In "The Last Act" (123-140) untersucht der Autor strittige Fragen des Britannien-Feldzugs und bietet einen Ausblick auf die mit einem Mord endende Doppelherrschaft der Severus-Söhne; zum Schluss wird Severus' Herrschaft prägnant zusammengefasst. Die Entwicklung des römischen Heeres in der Kaiserzeit und seine durch Severus geförderte Rolle im Staat führt Sage im "Appendix: Severus and the Roman Army" (141-153) aus. Zu Recht sieht er die Verschiebung der Ostgrenze bis an den Tigris durch die Einrichtung der neuen Provinzen Osrhoene und Mesopotamia kritisch (149f.)

Sages Severus-Biographie bietet eine solide und durch ihre gut eingeflochtenen Exkurse informative Darstellung, die den durch den Titel geweckten Erwartungshorizont durchaus erfüllt. [7] Allerdings hätte eine gründliche Durchsicht vor dem Erscheinen die nicht wenigen Druck- und Sachfehler vermeiden können. [8] Eine die zahlreichen jüngeren Arbeiten zur Repräsentation der kaiserlichen Familie, dem höfischen Leben und der Rolle des Militärs einbeziehende Abhandlung zu Septimius Severus bleibt daher weiterhin ein Desiderat.


Anmerkungen:

[1] Anthony R. Birley: Septimius Severus. The African Emperor, rev. Aufl. London / New York 1999; in der allgemeinen Literaturliste fehlt Jörg Spielvogel: Septimius Severus, Darmstadt 2006.

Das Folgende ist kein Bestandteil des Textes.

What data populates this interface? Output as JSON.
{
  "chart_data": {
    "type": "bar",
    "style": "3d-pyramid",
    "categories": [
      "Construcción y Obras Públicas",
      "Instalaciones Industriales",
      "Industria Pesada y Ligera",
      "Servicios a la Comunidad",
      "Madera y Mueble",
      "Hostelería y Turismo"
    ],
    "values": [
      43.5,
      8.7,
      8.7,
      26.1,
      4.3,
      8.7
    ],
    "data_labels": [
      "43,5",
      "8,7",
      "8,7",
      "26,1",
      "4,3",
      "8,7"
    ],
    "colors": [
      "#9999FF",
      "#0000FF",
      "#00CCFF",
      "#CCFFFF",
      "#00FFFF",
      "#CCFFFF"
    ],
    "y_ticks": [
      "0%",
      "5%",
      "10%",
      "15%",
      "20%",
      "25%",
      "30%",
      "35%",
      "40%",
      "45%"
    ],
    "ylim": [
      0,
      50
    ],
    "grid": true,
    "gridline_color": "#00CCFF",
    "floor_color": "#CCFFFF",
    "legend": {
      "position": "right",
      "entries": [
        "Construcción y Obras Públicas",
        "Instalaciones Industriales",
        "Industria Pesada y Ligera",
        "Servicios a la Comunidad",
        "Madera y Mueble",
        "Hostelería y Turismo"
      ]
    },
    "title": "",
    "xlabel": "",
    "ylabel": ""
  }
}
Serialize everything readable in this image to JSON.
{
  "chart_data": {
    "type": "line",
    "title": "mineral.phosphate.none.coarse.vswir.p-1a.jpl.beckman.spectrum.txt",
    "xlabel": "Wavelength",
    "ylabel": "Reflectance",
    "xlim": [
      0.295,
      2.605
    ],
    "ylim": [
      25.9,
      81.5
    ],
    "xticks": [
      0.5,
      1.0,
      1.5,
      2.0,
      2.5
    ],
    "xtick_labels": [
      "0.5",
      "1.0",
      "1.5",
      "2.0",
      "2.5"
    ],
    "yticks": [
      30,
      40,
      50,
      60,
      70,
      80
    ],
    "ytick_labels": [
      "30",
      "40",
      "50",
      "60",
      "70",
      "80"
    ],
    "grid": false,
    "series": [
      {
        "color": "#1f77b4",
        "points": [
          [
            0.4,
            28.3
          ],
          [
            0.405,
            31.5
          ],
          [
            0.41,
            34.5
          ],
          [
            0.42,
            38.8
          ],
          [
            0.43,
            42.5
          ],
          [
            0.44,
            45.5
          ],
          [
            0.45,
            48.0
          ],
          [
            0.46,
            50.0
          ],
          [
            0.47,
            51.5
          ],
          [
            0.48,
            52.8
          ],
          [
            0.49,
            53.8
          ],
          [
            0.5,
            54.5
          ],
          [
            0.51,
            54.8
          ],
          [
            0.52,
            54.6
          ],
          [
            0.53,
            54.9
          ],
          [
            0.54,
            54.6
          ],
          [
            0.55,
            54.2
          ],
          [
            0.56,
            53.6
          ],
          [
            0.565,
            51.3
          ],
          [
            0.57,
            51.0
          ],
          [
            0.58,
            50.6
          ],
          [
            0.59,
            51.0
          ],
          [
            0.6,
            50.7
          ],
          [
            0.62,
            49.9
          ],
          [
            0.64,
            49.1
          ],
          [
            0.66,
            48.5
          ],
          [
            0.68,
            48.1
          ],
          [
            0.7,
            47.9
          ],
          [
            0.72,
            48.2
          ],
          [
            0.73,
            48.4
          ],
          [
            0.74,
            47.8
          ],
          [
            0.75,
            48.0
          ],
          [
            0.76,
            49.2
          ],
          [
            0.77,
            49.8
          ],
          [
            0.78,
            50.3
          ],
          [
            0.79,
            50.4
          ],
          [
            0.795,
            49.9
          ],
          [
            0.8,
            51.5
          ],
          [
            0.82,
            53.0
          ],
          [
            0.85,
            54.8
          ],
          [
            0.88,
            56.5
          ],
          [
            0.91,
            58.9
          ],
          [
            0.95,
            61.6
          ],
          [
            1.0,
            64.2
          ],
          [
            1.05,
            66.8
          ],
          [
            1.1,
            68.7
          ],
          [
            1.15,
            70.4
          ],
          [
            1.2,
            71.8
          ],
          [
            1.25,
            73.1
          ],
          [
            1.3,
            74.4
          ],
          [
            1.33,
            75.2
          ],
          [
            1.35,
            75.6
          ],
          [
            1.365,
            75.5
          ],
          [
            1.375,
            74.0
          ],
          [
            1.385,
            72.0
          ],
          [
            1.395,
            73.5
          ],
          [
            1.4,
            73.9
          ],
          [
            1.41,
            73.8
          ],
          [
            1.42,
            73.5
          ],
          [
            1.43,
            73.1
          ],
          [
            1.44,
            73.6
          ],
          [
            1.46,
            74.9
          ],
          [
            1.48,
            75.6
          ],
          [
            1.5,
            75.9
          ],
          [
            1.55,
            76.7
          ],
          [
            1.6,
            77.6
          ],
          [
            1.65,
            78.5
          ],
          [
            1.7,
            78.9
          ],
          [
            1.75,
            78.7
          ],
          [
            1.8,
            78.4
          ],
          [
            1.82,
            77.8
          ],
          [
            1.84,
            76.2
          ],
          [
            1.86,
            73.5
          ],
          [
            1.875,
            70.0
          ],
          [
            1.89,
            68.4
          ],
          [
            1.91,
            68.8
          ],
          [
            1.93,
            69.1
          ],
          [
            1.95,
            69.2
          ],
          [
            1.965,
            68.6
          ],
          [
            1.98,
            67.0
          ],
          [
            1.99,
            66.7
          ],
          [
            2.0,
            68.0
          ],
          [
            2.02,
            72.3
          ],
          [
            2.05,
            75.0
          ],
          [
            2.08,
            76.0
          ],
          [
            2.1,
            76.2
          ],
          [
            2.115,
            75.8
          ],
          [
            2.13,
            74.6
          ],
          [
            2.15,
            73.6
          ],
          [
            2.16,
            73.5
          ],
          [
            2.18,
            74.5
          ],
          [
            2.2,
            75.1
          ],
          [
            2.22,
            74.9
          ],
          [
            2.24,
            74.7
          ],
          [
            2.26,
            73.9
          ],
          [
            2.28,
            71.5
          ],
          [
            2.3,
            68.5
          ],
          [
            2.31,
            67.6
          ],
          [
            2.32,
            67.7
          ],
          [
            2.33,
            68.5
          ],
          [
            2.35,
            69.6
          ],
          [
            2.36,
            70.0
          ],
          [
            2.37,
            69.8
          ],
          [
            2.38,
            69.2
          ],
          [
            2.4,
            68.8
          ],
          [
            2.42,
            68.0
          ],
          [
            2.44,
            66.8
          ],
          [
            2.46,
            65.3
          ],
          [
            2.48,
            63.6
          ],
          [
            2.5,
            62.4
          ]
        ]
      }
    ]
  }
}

[2] Auf Seite 167 ist der Inhalt der Anm. 2 und 4 vertauscht.

[3] "He also accepted the title of Caesar for his son" (38) missversteht HA P 6,9, da der Senat ihn zum Caesar ernannte, Pertinax dies aber zurückwies; bezeugt ist der Titel allerdings auf einigen Inschriften.

[4] Die Unternehmungen des Vallius Maximianus in der Baetica und Mauretania Tingitana gehören nicht in die Zeit nach dem Sieg über Clodius Albinus (74), sondern in die letzten Jahre Mark Aurels (vgl. Andreas Gutsfeld: Römische Herrschaft und einheimischer Widerstand in Nordafrika. Militärische Auseinandersetzungen Roms mit den Nomaden, Stuttgart 1989, 116f.).

[5] Hier hätten die Untersuchungen von Danuta Okoń berücksichtigt werden sollen (z.B. Danuta Okoń: Septimius Severus et senatores. Septimius Severus' Personal Policy towards Senators in the Light of Prosopographic Research, Stettin 2012).

[6] Dazu jetzt Jussi Rantala: The Ludi saeculares of Septimius Severus. The Ideologies of a New Roman Empire, London / New York 2017.

[7] Wie schwierig eine adäquate Darstellung - im Vergleich zu Birley - ist, zeigt die Rezension zu Spielvogel (wie Anm. 1) von Ulrich Lambrecht, in: H-Soz-Kult, 18.12.2006 (www.hsozkult.de/publicationreview/id/reb-9157; zuletzt aufgerufen am 12.02.2022), der dessen psychohistorischen Ansatz und Umgang mit den Quellen scharf kritisiert.

[8] Zu nennen wären u. a.: Tiberius Claudius Pompeianus statt Titus Claudius Pompeianus (21), legio VI Victrix statt legio VI Valeria Victrix (24), legio IV Scythica statt legio IV Augusta (29), Helvius Pertinax statt Helvetius Pertinax (33), Hadrumetum statt Hadrumentum (41, 45, 101, Index), "torn to pieces" statt "torn to prices" (47), Valerianus statt Valentinus (60 und 186, Anm. 41), Galsterer statt Glasterer (156), p. 21 statt p. 2 (172, Anm. 2).